Women Hurt Most by Student Loan Crisis
When women take the stage to get their diplomas this spring, they’ll be graduating to staggering student loan debt. As of early 2019, women hold almost two-thirds ($929 billion) of the country’s $1.46-trillion student debt, according to a new analysis by the American Association of University Women (AAUW) report, Deeper in Debt: Women and Student Loans.
“Student loan debt is very much a women’s issue,” says Kim Churches, CEO of AAUW. “Sadly, as women graduate, they are already at a significant financial disadvantage, with higher debt and lower pay in their first jobs than men.”
Women borrow more, and because of the gender pay gap—wherein women earn 80 cents for every dollar paid to men—they also take longer to pay off their loans. The problem is even more severe for women of color.
And it’s getting worse for everyone. Indeed, the cost of a college education has skyrocketed by 103% since 1987, while household median income has risen a meager 14% in the same period. The student loan crisis has already become a centerpiece of 2020 presidential campaigns, with virtually every candidate voicing a position or supporting a policy to address it.

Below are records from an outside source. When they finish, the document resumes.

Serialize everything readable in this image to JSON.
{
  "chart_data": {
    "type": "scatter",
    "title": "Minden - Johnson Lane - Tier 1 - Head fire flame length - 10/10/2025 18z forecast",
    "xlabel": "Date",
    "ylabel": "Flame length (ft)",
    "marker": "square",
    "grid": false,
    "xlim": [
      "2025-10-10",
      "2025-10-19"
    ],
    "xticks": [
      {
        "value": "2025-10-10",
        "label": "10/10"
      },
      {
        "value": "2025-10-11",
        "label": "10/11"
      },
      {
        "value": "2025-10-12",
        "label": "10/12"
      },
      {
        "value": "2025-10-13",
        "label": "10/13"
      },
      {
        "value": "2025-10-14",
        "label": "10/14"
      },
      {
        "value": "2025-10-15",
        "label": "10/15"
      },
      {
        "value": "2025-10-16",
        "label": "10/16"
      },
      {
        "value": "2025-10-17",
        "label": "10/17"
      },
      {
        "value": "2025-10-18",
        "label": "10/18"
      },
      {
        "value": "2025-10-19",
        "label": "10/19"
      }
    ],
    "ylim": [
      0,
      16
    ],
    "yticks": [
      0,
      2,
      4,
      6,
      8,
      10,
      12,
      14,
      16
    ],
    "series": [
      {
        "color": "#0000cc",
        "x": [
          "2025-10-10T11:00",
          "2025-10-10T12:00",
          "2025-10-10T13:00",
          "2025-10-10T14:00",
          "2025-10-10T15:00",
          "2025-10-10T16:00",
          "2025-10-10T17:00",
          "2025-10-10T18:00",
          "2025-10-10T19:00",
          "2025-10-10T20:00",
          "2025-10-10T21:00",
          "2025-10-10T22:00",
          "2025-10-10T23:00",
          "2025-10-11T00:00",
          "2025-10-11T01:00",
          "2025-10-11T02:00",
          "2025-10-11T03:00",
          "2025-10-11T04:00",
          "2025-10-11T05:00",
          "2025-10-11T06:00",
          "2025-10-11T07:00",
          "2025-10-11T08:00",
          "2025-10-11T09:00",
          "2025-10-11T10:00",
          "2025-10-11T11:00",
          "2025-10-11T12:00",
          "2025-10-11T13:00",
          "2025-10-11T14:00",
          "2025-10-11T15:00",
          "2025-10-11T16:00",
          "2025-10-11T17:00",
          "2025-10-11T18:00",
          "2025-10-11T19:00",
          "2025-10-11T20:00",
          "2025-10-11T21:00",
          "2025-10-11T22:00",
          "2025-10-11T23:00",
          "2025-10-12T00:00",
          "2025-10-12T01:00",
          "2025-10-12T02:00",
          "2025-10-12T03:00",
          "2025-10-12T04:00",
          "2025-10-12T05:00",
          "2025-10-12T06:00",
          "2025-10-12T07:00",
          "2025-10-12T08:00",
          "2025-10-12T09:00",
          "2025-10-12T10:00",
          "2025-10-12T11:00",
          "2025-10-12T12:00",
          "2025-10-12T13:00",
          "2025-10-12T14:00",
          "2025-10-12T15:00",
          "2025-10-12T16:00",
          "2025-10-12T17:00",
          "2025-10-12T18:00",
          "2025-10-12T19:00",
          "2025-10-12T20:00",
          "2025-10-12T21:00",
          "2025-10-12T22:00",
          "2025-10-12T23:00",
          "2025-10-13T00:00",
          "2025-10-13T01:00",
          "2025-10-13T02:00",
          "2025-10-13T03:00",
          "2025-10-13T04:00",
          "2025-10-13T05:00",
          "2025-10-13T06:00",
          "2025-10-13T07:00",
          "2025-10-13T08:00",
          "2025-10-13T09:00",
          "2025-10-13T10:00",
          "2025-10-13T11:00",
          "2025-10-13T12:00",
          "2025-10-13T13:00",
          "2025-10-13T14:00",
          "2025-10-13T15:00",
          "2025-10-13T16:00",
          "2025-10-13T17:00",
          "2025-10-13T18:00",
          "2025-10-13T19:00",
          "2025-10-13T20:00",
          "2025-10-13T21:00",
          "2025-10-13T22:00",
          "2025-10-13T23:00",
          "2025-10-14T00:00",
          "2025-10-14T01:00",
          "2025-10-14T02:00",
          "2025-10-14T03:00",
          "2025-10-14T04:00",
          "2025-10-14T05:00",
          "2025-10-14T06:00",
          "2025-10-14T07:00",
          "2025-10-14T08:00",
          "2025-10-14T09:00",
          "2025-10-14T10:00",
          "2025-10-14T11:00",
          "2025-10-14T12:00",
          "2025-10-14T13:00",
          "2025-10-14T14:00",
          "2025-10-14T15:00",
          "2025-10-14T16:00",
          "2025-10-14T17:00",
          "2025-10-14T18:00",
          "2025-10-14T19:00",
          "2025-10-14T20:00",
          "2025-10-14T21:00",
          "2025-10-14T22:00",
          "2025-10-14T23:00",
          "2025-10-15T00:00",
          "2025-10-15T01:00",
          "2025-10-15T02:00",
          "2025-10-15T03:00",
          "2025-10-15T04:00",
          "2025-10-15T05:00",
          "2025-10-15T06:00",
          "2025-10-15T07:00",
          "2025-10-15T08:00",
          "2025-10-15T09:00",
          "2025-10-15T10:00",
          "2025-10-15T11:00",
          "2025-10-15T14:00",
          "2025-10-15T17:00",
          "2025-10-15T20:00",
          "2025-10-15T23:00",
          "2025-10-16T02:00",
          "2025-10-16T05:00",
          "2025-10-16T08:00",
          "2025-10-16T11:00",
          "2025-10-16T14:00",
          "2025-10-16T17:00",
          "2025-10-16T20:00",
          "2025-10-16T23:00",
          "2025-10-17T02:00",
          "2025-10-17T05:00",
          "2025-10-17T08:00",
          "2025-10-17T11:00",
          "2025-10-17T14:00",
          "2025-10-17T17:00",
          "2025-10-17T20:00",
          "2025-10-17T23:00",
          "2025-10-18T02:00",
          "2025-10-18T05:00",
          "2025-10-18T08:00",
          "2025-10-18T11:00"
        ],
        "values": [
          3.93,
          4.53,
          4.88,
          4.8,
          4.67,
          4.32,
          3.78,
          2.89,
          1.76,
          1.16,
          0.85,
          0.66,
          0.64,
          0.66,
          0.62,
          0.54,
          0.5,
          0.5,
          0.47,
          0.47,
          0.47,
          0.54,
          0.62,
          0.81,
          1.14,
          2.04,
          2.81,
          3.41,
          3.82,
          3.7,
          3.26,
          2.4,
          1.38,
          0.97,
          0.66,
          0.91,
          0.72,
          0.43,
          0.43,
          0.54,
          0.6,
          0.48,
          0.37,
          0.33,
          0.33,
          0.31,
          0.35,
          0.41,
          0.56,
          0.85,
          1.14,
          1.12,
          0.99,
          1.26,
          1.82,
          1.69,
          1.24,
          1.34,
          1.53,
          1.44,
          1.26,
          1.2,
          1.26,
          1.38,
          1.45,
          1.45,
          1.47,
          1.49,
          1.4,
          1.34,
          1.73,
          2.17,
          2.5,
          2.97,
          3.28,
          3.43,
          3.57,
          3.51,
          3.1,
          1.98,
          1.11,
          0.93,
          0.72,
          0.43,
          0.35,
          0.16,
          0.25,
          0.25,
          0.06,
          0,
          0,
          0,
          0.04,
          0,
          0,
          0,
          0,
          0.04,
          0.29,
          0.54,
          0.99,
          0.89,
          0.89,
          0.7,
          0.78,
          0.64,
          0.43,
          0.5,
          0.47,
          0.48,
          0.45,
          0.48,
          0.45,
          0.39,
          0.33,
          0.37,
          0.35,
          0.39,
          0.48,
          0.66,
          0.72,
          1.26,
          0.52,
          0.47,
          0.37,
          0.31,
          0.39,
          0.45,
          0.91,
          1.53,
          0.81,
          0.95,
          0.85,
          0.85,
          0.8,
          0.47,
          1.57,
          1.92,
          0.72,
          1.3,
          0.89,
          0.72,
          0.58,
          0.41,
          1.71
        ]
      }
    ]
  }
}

Meanwhile, the Class of ’19 represents the most racially and ethnically diverse U.S. college student body ever—and women comprise a growing majority of students. Women earned 57% of bachelor’s degrees in 2019. In fact, women will outpace men in obtaining degrees at all levels of higher education.
“Despite all the advances women have made in education, they still face a pay gap from the moment they graduate,” says Churches. In an apples-to-apples comparison of workers one year out of college with the same education, hours worked and family responsibilities, women earned 7 percent less than their male counterparts, according to AAUW’s report Graduating to a Pay Gap.
Here are additional findings from AAUW’s recent analysis and other research:
- The student loan gender gap has nearly doubled in a recent four-year period, and women now graduate with an average of $2,700 more debt than men when earning a bachelor’s degree.
- Newly released data from the 2015-16 National Postsecondary Student Aid Study reveal that black women graduate with the most debt – $30,400 – compared to $22,000 for white women and $19,500 for white men.
- Women take about two years longer than men to repay student loans and are more likely to struggle economically as they do so. As a result, they often put off saving for retirement, buying a home or starting a business.
To address the student loan crisis, AAUW is calling on lawmakers to safeguard and expand Pell Grants and other forms of aid; to support efforts toward tuition- and debt-free options for students; and to help meet students’ academic and financial needs, including affordable access to child care. AAUW also advocates for policies and practices aimed at closing the gender pay gap; these include federal legislation like the Paycheck Fairness Act, which was recently approved by the U.S. House of Representatives, as well state and local bills promoting equal pay.
“As an organization committed to gender equity, we support policies that make higher education accessible to all students, protect student borrowers, and help eliminate the gender and race gaps in loan debt,” says Churches.